What would one do when one wants to use JavaScript to graphically display some data or statistics on a web-page? Use a library of course. I saw a lot of libraries, but was shocked at what d3.js had to offer. Just have a look at these:



Amazing! The initiators are Michael Bostock, Jeffrey Heer, Vadim Ogievetsky, who created d3.js (BSD license) based on the experience they had from the stepping stones of other similar projects that didn't work out very well.

It takes a while to figure out how to use d3. If you have a good understanding of JavaScript, you can start off right away. If not, the concepts of anonymous functions and closures will help you learn. Most of the impressive functionality can be implemented with just the d3.js file (319kB). A more compressed version of the file d3.min.js (144kB) is also available. More advanced functions are available in the supporting script files of d3.

A novice would find it surprising, the way d3.js works. By selecting elements of the DOM before they're even created. By passing variables like "d" and "i" internally, which don't seem to be declared anywhere.

But that's the challenge that makes it worth learning! D3 is a tool with which you can use on any area of the DOM. You can create any kind of visualization you want.

To make d3.js simpler, there are encapsulating libraries like nvd3, c3, cubism and rickshaw.

Went through the source code of d3 as usual, and was completely taken aback when I saw they've used the actual pi, phi and lambda symbols as variable names! Decided to ask my community, and here's what they had to say about it. Although it looks fancy, it's better to stick to variable names rather than symbols. Psst...if you want to generate pi on your screen, make sure the num lock on your keyboard is on; then keep the alt key pressed and type 227 on the num pad and you'll get the pi symbol like this ( π ). I pasted it in notepad, and it didn't turn into a junk character.
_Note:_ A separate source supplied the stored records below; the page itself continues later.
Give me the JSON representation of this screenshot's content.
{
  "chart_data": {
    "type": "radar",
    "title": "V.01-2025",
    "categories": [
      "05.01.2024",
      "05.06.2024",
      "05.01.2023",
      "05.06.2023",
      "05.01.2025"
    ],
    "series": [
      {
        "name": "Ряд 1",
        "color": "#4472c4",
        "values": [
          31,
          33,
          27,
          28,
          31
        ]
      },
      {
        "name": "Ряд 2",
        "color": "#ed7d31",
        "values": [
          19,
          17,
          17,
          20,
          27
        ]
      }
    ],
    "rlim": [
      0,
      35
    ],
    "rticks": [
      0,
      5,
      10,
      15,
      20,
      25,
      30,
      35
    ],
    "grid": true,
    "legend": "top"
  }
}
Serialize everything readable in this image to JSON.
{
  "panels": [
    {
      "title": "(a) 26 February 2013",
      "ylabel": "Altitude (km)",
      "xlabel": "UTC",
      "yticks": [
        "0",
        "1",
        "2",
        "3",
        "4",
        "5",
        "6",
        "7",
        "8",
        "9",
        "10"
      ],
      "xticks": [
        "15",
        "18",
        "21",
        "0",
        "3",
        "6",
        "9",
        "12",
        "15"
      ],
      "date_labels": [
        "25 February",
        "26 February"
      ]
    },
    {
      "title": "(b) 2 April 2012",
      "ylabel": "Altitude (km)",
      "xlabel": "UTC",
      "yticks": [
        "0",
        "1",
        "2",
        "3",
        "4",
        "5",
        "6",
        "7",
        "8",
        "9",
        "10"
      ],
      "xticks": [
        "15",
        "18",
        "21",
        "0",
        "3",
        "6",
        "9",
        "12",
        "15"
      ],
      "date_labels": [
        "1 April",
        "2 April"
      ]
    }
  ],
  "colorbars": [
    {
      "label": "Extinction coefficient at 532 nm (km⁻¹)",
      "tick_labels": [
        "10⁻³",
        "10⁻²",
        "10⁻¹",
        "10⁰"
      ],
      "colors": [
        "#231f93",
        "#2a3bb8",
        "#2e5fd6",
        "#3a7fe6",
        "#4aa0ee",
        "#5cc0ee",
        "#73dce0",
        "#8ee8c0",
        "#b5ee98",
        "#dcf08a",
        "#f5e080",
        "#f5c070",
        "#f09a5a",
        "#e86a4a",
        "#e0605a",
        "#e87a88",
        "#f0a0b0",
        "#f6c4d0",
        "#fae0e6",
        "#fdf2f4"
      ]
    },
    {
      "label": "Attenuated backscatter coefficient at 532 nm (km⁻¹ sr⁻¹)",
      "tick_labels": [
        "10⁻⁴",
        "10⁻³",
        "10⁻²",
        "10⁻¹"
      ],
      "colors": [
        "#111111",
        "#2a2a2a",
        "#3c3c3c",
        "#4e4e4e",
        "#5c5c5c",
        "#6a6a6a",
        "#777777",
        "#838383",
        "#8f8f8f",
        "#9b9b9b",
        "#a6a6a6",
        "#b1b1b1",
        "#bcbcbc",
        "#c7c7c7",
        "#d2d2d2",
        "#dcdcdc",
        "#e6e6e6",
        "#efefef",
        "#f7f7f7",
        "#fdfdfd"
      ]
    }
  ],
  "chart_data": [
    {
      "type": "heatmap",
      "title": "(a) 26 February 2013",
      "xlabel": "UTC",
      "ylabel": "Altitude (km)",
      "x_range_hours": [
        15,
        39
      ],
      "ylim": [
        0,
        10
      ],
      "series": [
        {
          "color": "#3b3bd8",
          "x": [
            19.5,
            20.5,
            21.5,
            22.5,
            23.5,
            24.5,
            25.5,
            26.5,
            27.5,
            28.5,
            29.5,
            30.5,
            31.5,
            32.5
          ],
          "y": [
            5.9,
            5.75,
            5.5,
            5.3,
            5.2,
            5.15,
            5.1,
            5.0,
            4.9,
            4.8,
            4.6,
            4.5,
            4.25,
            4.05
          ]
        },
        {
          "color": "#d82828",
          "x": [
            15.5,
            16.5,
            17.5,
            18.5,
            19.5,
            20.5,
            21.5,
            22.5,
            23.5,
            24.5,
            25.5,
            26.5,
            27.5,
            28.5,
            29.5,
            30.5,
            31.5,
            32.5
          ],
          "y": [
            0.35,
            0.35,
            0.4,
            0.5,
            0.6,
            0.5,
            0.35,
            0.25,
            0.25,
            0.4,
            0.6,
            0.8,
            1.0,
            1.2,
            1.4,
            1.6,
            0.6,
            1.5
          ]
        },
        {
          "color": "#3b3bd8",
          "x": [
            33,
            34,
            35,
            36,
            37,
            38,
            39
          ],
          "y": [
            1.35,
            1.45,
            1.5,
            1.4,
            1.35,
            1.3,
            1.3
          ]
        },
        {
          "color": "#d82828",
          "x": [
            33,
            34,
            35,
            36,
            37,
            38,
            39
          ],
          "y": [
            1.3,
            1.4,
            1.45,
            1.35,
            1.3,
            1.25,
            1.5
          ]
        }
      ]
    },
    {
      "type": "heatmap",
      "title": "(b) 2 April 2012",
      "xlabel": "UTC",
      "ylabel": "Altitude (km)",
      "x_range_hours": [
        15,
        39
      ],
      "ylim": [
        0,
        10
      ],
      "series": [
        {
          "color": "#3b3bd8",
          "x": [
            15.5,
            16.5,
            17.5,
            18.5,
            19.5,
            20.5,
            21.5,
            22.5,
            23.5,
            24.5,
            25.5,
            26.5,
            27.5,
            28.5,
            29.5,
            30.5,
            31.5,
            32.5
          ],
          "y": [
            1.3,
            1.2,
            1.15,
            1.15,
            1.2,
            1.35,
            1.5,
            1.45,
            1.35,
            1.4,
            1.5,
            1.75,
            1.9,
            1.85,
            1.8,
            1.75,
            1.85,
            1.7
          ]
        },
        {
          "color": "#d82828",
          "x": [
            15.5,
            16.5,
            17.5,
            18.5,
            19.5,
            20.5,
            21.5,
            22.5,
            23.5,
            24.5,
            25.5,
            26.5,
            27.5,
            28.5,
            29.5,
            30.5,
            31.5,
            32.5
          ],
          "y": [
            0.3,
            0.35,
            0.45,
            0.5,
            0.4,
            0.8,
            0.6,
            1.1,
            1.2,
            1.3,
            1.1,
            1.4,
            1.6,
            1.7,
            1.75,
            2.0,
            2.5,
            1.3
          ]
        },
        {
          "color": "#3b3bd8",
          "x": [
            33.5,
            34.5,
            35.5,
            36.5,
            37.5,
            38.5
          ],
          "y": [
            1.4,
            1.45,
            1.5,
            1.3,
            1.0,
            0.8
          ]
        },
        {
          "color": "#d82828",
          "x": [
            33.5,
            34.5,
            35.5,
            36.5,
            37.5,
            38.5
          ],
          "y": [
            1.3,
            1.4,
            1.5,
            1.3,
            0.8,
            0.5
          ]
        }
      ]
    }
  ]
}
Cool, isn't it?!
Jeff Atwood had an article on the use of unicode too (the 'entity' word is to be replaced by a heart symbol).

After dabbling with d3.js for about a week, I created an ajax program to query a servlet for data and display the retrieved data on a d3 graph. Worked like a charm!

A nice source for learning are the tutorials from the main website, practically trying it out a little, a free book and if that isn't enough, more than a thousand examples with sources, for you to refer. Definitely a work of art!